The paper, Output Measurement in Education, by ACER Principal Research Fellow Dr Andrew Dowling, is the latest in a series of policy papers released by ACER.

“Governments can no longer justify their performance in education in terms of inputs; that is, in terms of the amount of new money they have provided, or the number of new teachers they have employed, or the range of new computers they have installed,“ says Dr Dowling.

“Output measures, particularly those related to student achievement, are the new bottom line in education.“

The policy paper shows that despite massive spending on education by the world’s governments, totalling $2 trillion in 2006, performance has barely improved in decades. Funding does not often correlate with performance, and therefore educational quality must be measured by other means.
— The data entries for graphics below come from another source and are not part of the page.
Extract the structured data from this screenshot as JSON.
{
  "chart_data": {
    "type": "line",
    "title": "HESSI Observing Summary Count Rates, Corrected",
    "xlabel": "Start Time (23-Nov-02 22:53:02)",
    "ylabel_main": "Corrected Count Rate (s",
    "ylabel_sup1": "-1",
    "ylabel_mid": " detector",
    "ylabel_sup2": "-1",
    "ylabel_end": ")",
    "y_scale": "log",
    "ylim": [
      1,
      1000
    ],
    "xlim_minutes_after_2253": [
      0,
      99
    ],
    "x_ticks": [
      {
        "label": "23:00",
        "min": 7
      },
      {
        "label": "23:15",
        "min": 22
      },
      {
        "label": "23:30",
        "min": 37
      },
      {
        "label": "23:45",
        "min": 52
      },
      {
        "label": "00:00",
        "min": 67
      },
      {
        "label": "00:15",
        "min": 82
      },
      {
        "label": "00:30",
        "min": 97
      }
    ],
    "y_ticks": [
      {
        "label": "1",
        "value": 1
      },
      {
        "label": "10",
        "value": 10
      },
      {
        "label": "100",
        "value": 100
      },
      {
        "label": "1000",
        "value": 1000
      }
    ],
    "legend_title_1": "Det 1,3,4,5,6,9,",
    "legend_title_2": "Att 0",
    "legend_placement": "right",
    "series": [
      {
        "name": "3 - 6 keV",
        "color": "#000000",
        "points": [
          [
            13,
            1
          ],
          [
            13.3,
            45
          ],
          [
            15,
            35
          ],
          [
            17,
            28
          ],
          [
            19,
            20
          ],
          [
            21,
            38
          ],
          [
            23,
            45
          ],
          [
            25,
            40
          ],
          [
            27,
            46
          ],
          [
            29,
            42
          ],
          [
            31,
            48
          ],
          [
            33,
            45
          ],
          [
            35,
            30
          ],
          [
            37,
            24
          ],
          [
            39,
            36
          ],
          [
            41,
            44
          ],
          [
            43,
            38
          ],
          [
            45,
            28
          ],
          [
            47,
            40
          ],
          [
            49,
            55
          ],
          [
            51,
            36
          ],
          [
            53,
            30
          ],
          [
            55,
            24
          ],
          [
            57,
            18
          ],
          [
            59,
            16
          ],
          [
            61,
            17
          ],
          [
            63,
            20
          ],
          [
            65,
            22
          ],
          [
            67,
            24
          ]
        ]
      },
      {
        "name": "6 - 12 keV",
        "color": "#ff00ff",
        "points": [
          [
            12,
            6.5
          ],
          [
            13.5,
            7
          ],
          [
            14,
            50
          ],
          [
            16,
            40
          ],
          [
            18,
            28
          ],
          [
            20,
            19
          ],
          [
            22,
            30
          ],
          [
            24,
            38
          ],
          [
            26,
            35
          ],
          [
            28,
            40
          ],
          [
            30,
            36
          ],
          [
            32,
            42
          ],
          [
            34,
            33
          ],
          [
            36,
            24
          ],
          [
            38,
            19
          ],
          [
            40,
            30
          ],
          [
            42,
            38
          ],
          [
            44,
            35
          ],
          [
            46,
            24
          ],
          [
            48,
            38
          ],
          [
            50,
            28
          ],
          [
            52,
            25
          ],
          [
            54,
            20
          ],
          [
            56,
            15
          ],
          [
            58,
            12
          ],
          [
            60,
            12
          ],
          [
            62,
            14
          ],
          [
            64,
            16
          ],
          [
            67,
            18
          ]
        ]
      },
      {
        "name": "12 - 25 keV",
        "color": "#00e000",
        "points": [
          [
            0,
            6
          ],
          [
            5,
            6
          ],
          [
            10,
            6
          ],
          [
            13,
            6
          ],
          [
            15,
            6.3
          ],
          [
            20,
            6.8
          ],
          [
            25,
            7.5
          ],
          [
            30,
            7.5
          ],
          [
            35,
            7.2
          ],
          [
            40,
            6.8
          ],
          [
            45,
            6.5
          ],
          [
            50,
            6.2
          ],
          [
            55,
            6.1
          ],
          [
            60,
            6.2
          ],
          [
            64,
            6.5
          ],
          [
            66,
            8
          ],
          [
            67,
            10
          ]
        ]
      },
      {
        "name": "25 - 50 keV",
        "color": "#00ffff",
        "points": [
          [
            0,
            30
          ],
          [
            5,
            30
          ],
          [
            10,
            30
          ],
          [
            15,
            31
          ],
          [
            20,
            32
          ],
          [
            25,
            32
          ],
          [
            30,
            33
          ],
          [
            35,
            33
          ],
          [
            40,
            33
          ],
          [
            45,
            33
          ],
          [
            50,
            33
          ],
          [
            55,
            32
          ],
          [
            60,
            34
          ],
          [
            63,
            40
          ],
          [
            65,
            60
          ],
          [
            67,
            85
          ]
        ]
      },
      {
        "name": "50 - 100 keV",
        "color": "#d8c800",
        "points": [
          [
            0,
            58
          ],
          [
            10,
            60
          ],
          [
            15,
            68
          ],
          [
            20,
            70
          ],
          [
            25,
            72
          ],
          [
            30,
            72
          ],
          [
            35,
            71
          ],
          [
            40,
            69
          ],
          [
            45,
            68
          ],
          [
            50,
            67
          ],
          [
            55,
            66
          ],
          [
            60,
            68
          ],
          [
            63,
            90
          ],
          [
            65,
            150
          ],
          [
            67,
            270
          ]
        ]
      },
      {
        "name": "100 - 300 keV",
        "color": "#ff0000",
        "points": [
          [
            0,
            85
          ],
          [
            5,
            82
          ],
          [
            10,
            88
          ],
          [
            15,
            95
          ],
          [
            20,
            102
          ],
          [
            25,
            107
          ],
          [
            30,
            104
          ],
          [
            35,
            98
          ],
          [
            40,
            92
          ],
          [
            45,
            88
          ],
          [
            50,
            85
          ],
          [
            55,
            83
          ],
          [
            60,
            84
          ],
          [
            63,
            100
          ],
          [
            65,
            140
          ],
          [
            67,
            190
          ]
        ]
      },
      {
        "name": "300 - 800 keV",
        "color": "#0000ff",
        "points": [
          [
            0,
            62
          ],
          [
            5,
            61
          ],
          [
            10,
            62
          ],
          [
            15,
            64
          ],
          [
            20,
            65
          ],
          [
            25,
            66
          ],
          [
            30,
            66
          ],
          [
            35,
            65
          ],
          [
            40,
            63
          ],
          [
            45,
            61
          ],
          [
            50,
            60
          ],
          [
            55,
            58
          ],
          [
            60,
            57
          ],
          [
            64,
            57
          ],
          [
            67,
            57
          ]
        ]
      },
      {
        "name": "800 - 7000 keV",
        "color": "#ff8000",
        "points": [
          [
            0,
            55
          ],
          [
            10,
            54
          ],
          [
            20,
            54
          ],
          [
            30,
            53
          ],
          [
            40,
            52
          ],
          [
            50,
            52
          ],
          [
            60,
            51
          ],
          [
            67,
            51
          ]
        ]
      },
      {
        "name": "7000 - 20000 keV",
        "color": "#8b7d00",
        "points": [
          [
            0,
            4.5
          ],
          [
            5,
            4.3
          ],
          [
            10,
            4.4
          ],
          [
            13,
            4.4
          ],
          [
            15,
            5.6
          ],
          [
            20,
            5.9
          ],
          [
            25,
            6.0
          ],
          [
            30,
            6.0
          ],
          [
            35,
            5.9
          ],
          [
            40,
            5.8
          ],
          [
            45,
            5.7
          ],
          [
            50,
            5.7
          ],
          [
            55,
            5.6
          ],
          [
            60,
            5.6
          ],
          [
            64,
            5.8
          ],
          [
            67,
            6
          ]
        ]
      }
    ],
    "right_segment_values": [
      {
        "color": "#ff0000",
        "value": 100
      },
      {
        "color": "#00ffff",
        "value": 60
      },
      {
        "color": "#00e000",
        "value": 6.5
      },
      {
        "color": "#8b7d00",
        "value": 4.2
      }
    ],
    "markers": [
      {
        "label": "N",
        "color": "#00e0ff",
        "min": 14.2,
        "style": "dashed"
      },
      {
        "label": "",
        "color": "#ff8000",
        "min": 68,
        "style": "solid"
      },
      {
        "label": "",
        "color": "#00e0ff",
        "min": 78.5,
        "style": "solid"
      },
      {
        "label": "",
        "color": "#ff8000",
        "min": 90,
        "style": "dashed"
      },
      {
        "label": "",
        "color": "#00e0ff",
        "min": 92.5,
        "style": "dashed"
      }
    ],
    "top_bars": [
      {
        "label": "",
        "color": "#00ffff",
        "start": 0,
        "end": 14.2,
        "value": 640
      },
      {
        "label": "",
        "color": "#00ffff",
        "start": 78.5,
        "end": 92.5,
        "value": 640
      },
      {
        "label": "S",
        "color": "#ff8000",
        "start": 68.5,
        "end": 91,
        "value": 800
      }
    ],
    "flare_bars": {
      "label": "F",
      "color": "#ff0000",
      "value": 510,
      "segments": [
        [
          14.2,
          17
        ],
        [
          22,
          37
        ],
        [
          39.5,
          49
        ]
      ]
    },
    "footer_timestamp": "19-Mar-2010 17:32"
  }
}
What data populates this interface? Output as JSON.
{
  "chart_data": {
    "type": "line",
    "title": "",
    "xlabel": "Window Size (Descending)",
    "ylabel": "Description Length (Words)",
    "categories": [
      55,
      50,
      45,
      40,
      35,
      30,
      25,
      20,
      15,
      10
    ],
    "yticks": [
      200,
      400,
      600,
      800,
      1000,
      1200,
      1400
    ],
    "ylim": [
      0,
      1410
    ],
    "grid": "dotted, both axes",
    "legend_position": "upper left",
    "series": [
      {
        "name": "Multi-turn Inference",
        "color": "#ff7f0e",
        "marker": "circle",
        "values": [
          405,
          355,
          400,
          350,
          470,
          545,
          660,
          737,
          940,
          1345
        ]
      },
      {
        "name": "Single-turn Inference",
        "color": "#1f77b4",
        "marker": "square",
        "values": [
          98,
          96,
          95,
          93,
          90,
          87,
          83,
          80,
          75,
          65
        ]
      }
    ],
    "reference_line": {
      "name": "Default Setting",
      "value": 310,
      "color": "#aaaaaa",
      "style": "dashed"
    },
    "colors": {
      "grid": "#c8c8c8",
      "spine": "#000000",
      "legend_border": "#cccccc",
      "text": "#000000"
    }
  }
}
The paper considers the effectiveness of accountability processes, particularly standardised tests of student performance, and corresponding rewards and sanctions based on performance indicators. The paper shows that many high performing OECD countries do not have extensive national student testing. But Dr Dowling does not suggest from this that accountability systems do not work. In fact, recent research from the OECD, that attempt to isolate the effect of accountability systems, shows these systems do improve student results.

Dr Dowling considers the arguments for and against national testing for accountability purposes and concludes that improved measurement of student performance is both inevitable and justified, and is the best way forward for Australia’s education system.

Dr Dowling also suggests that Australia’s accountability system should be extended to regularly and formally evaluate individual programs designed to improve student performance. “Performance measures are a positive shift in education but they haven’t gone far enough. Educators need to know, in more detail than they do, what works and doesn’t work in schools,“ he says.

While the paper urges increased measurement of performance and transparency of information, it does not advocate rewards and sanctions based on performance.

“The question of whether educational measurement systems should have penalties attached to them is another matter. There is not yet enough conclusive evidence to show whether the type of accountability apparent in the United States works or not,“ says Dr Dowling.

Output Measurement in Education, by Dr Andrew Dowling, Principal Research Fellow with ACER’s Policy Analysis and Program Evaluation Unit.